Details of protocols (including SeMet labelling) for transient expression in HEK 293T cells that are suitable for a standard structural biology laboratory are presented in Aricescu, Lu et al. (2006). In Oxford these protocols were primarily applied to secreted protein targets. Briefly, DNA from an overnight bacterial culture was purified to an OD260/OD280 ratio of 1.8 or higher and used to transfect cells which had reached ∼90% confluency. Polyethylenimine (PEI) was used as the transfection reagent at a DNA:PEI ratio of 1:1.5 and 3–4 d later conditioned media were ready for collection and protein purification. SeMet labelling was carried out by modifying the standard protocols, from transfection onwards, to use methionine-free Dulbecco's Modified Eagle's Medium (DMEM; MP Biomedicals) supplemented with L-glutamine, non-essential amino acids and 30 mg l−1 SeMet. A series of mammalian expression vectors (pLEXm and modified versions thereof), designed for use in restriction-enzyme-based cloning are detailed in Aricescu, Lu et al. (2006) and the pTriEX 2 series of multi-promoter vectors, modified for In-Fusion cloning, are presented in Table 1.
3. Results and discussion
3.1. Development and use of vectors for protein production in eukaryotic systems
The strategy underlying vector development has been to facilitate efficient gene cloning into multiple vectors as well as different expression systems (prokaryotic as well as eukaryotic; Alzari et al., 2006).
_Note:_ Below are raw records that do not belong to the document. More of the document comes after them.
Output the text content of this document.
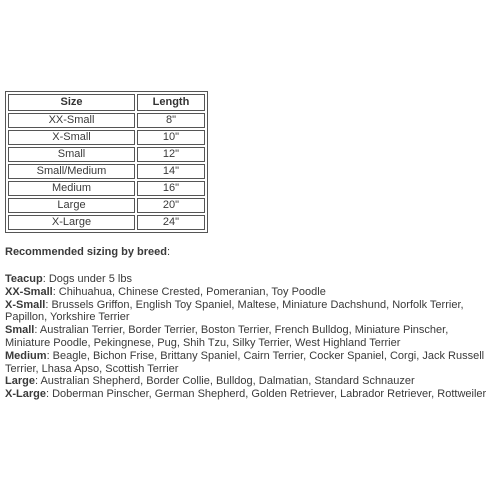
Size	Length
XX-Small	8"
X-Small	10"
Small	12"
Small/Medium	14"
Medium	16"
Large	20"
X-Large	24"

Recommended sizing by breed:

Teacup: Dogs under 5 lbs
XX-Small: Chihuahua, Chinese Crested, Pomeranian, Toy Poodle
X-Small: Brussels Griffon, English Toy Spaniel, Maltese, Miniature Dachshund, Norfolk Terrier,
Papillon, Yorkshire Terrier
Small: Australian Terrier, Border Terrier, Boston Terrier, French Bulldog, Miniature Pinscher,
Miniature Poodle, Pekingnese, Pug, Shih Tzu, Silky Terrier, West Highland Terrier
Medium: Beagle, Bichon Frise, Brittany Spaniel, Cairn Terrier, Cocker Spaniel, Corgi, Jack Russell
Terrier, Lhasa Apso, Scottish Terrier
Large: Australian Shepherd, Border Collie, Bulldog, Dalmatian, Standard Schnauzer
X-Large: Doberman Pinscher, German Shepherd, Golden Retriever, Labrador Retriever, Rottweiler
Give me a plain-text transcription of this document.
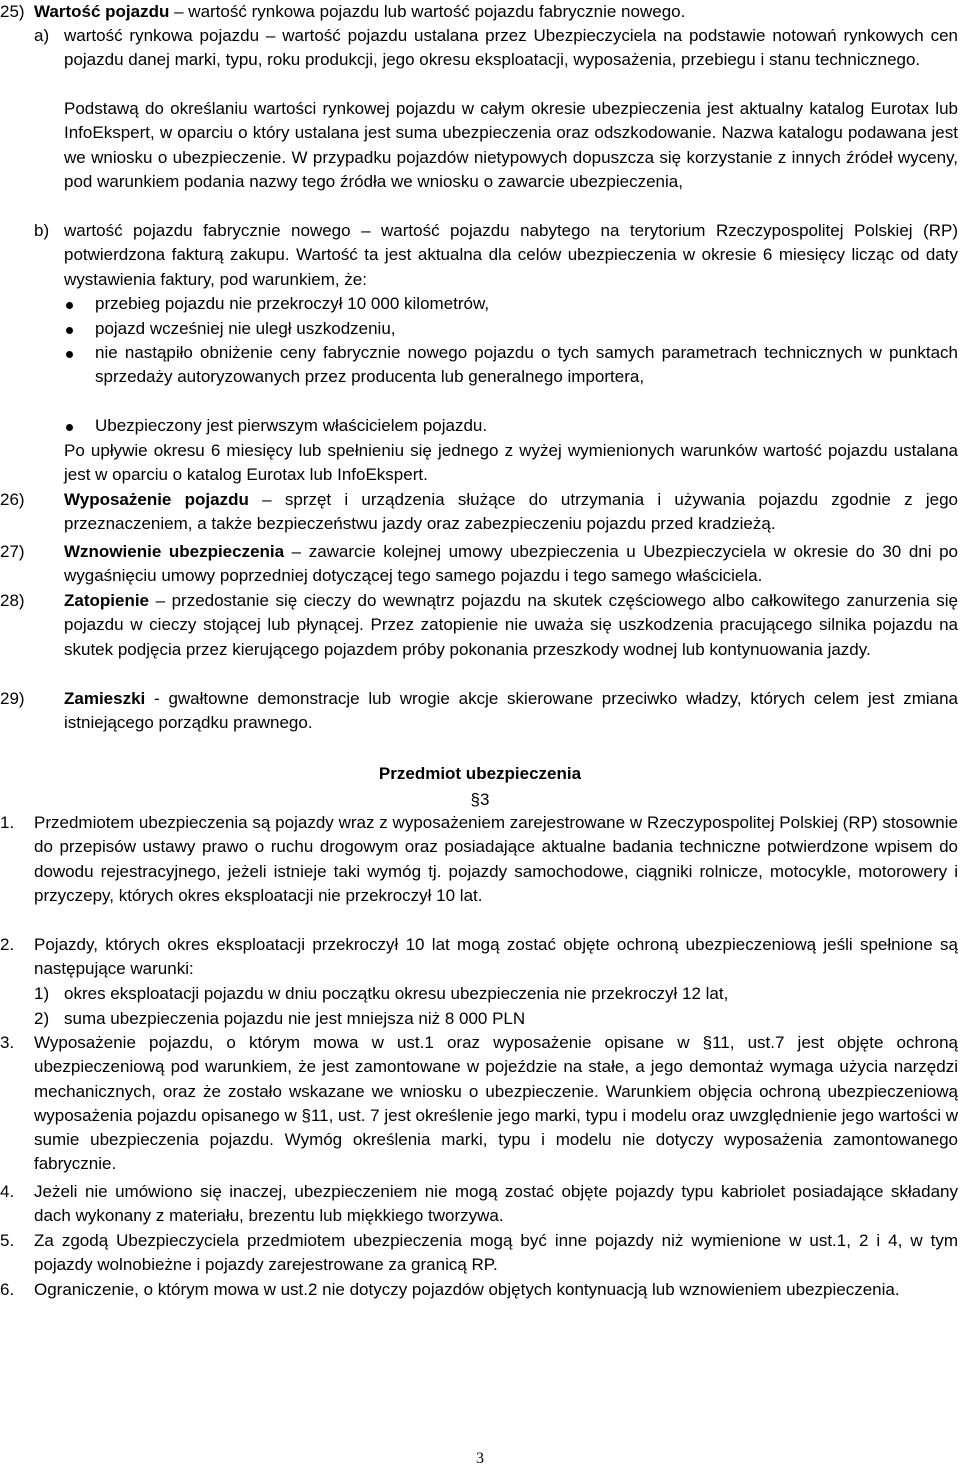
25) Wartość pojazdu – wartość rynkowa pojazdu lub wartość pojazdu fabrycznie nowego.

a) wartość rynkowa pojazdu – wartość pojazdu ustalana przez Ubezpieczyciela na podstawie notowań rynkowych cen pojazdu danej marki, typu, roku produkcji, jego okresu eksploatacji, wyposażenia, przebiegu i stanu technicznego.

Podstawą do określaniu wartości rynkowej pojazdu w całym okresie ubezpieczenia jest aktualny katalog Eurotax lub InfoEkspert, w oparciu o który ustalana jest suma ubezpieczenia oraz odszkodowanie. Nazwa katalogu podawana jest we wniosku o ubezpieczenie. W przypadku pojazdów nietypowych dopuszcza się korzystanie z innych źródeł wyceny, pod warunkiem podania nazwy tego źródła we wniosku o zawarcie ubezpieczenia,

b) wartość pojazdu fabrycznie nowego – wartość pojazdu nabytego na terytorium Rzeczypospolitej Polskiej (RP) potwierdzona fakturą zakupu. Wartość ta jest aktualna dla celów ubezpieczenia w okresie 6 miesięcy licząc od daty wystawienia faktury, pod warunkiem, że:

przebieg pojazdu nie przekroczył 10 000 kilometrów,

pojazd wcześniej nie uległ uszkodzeniu,

nie nastąpiło obniżenie ceny fabrycznie nowego pojazdu o tych samych parametrach technicznych w punktach sprzedaży autoryzowanych przez producenta lub generalnego importera,

Ubezpieczony jest pierwszym właścicielem pojazdu.

Po upływie okresu 6 miesięcy lub spełnieniu się jednego z wyżej wymienionych warunków wartość pojazdu ustalana jest w oparciu o katalog Eurotax lub InfoEkspert.

26) Wyposażenie pojazdu – sprzęt i urządzenia służące do utrzymania i używania pojazdu zgodnie z jego przeznaczeniem, a także bezpieczeństwu jazdy oraz zabezpieczeniu pojazdu przed kradzieżą.

27) Wznowienie ubezpieczenia – zawarcie kolejnej umowy ubezpieczenia u Ubezpieczyciela w okresie do 30 dni po wygaśnięciu umowy poprzedniej dotyczącej tego samego pojazdu i tego samego właściciela.

28) Zatopienie – przedostanie się cieczy do wewnątrz pojazdu na skutek częściowego albo całkowitego zanurzenia się pojazdu w cieczy stojącej lub płynącej. Przez zatopienie nie uważa się uszkodzenia pracującego silnika pojazdu na skutek podjęcia przez kierującego pojazdem próby pokonania przeszkody wodnej lub kontynuowania jazdy.

29) Zamieszki - gwałtowne demonstracje lub wrogie akcje skierowane przeciwko władzy, których celem jest zmiana istniejącego porządku prawnego.

Przedmiot ubezpieczenia
§3
1. Przedmiotem ubezpieczenia są pojazdy wraz z wyposażeniem zarejestrowane w Rzeczypospolitej Polskiej (RP) stosownie do przepisów ustawy prawo o ruchu drogowym oraz posiadające aktualne badania techniczne potwierdzone wpisem do dowodu rejestracyjnego, jeżeli istnieje taki wymóg tj. pojazdy samochodowe, ciągniki rolnicze, motocykle, motorowery i przyczepy, których okres eksploatacji nie przekroczył 10 lat.

2. Pojazdy, których okres eksploatacji przekroczył 10 lat mogą zostać objęte ochroną ubezpieczeniową jeśli spełnione są następujące warunki:

1) okres eksploatacji pojazdu w dniu początku okresu ubezpieczenia nie przekroczył 12 lat,

2) suma ubezpieczenia pojazdu nie jest mniejsza niż 8 000 PLN

3. Wyposażenie pojazdu, o którym mowa w ust.1 oraz wyposażenie opisane w §11, ust.7 jest objęte ochroną ubezpieczeniową pod warunkiem, że jest zamontowane w pojeździe na stałe, a jego demontaż wymaga użycia narzędzi mechanicznych, oraz że zostało wskazane we wniosku o ubezpieczenie. Warunkiem objęcia ochroną ubezpieczeniową wyposażenia pojazdu opisanego w §11, ust. 7 jest określenie jego marki, typu i modelu oraz uwzględnienie jego wartości w sumie ubezpieczenia pojazdu. Wymóg określenia marki, typu i modelu nie dotyczy wyposażenia zamontowanego fabrycznie.

4. Jeżeli nie umówiono się inaczej, ubezpieczeniem nie mogą zostać objęte pojazdy typu kabriolet posiadające składany dach wykonany z materiału, brezentu lub miękkiego tworzywa.

5. Za zgodą Ubezpieczyciela przedmiotem ubezpieczenia mogą być inne pojazdy niż wymienione w ust.1, 2 i 4, w tym pojazdy wolnobieżne i pojazdy zarejestrowane za granicą RP.

6. Ograniczenie, o którym mowa w ust.2 nie dotyczy pojazdów objętych kontynuacją lub wznowieniem ubezpieczenia.

3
A second unifying SPINE theme has been the incorporation of His6 tags to allow standardized approaches to be developed for protein-expression screening and initial purification. As a result, vector development has been carried out for all three eukaryotic expression systems: yeast, baculovirus and mammalian.
3.1.1. Yeast
The Weizmann group has developed a set of Gateway-compatible vectors for internal and secreted protein expression in P. pastoris, both harbouring a removable N-terminal His6 tag (Peleg et al., unpublished work). Similarly, as detailed in §2.1.1, the Berlin group has constructed vectors for S. cerevisiae and P. pastoris, such that cDNA sequences can be easily shuttled between the yeast and E. coli expression systems, and has included coding for an N-terminal His6 tag (plus a C-terminal StrepII tag) to facilitate purification. These vectors have been used routinely for HTP cloning and expression. For example, the Berlin group report that of 192 different cDNAs cloned in the yeast expression vector, 112 could be expressed as soluble proteins in S. cerevisiae, corresponding to a success rate of 58%. In total during the Protein Structure Factory project in Berlin (which in part pre-dated SPINE), several hundred recombinant yeast strains were established and as a result are available for protein purification. Typically, they have found the protein yield from a 1 l cultivation to be between 1 and 7 mg.
3.1.2. Baculovirus
The Reading group developed a vector-suite approach to HTP expression. This work also led to the description of a unified approach to baculovirus expression through the provision of both N-terminal or C-terminal fusion vectors (Zhao et al., 2003; Xu & Jones, 2004). Using kinases as test proteins, the Reading group have shown that amino-terminal fusion to maltose-binding protein (MBP) rescues expression of the poorly expressed human kinase Cot but has only a marginal effect on expression of a well expressed kinase IKK-2. MBP fusion was also shown to be a useful approach for several other kinases, including p21-activated kinase 4, SGK3, CDK9 and mitogen-activated protein kinase-activated protein kinase (MAPKAPK). In addition, the Reading group have demonstrated that tagging with green fluorescent protein provides convenient readout of expression and that fluorescence levels match the levels of protein observed by SDS–PAGE. Expression of protein using the same vectors in vitro showed that differences in yield were wholly dependent on the environment of the expressing cell and that the time of harvest and protease addition substantially affected the observed expression level for poorly expressed proteins, but not for well expressed proteins. Details of the pilot studies on rapid expression and data on the underlying basis of the expression level obtained are reported in Pengelley et al. (2006).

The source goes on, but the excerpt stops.